With a 92-plant, 20-state fleet of predominantly natural gas-fired electric generation plants, Calpine Corp. CEO Jack Fusco on Tuesday predicted opportunities for his company on continuing low gas prices and an increasing number of coal-fired plants being retired.
Speaking at the Barclay Capital CEO Energy-Power Conference in New York City, Fusco said more than 40,000 MW of coal-fired plants have been identified for retirement, and that is “just the tip of the iceberg.”
“I like a low-priced gas environment,” he said. “I like having gas prices at the $4[/MMBtu] range for the foreseeable future. I don’t have to worry about a competitive threat [from coal].”
With the low gas prices and after four years of tightening up Calpine’s internal operations following a Chapter 11 bankruptcy reorganization, the independent power producer now is “ready to break out.”
Four years ago the expectation was for more stringent environmental regulations to drive gas-to-coal switching, Fusco noted. Now it is more a matter or price.
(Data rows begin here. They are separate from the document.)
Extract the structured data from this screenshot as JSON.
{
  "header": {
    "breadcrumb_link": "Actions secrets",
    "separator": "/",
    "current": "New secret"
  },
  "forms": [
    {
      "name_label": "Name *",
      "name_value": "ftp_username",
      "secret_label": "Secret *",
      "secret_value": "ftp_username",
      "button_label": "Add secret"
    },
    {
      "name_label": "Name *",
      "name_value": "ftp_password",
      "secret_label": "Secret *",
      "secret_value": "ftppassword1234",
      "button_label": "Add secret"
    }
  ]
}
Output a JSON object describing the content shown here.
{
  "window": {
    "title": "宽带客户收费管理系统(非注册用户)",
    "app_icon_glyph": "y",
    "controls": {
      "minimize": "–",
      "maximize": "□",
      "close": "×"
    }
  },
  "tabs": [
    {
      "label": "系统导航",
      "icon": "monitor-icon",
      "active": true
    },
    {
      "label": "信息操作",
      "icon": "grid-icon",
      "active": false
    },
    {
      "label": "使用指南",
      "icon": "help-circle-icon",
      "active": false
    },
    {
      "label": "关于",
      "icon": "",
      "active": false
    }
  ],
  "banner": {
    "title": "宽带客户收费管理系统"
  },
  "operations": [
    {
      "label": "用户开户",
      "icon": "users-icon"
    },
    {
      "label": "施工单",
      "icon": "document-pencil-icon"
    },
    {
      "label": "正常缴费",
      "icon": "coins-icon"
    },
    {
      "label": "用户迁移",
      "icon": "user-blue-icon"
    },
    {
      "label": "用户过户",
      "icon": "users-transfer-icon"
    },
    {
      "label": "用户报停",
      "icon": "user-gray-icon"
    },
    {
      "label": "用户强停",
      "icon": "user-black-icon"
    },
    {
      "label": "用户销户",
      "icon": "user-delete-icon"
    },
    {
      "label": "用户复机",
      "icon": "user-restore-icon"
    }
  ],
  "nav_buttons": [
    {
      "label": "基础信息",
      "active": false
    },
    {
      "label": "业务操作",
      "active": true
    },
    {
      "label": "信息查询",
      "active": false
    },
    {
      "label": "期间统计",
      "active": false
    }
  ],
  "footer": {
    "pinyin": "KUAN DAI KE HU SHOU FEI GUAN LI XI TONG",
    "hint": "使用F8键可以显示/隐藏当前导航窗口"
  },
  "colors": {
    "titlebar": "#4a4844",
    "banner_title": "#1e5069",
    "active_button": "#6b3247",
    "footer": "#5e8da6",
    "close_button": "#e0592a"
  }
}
“The low-priced gas environment has created an opportunity for Calpine and companies like ours against those companies that use solid fuels [coal, uranium, etc.]. Whether they are coal or uranium, they are under distress at these ultra-low gas prices.”
Fusco said the average age of the 40,000 MW of coal-fired generation slated for retirement is 58 years, which he called well beyond their useful lives. “The remaining coal fleet in North America average is well more than 40 years old, so it is fully depreciated and getting up in age.
“There are significantly more megawatts of power plants that are going to be replaced during the next few years, regardless of what environmental regulations come out.”
Two coal-fired units are slated to be mothballed in the Powder River Basin next year by a competitor, which Fusco said was another indication that coal-fired generation plants were “coming under a lot of pressure, and we think that is long overdue.”
The current situation is “an opportunity to grow” for Calpine. He said the power plant operator has to raise the overall efficiency level of its fleet and tap in more to the Texas power generation market, which he said was growing at about 3,000 MW annually.
“‘What’s going on in Texas?’ is probably the number one question we get,” said Fusco.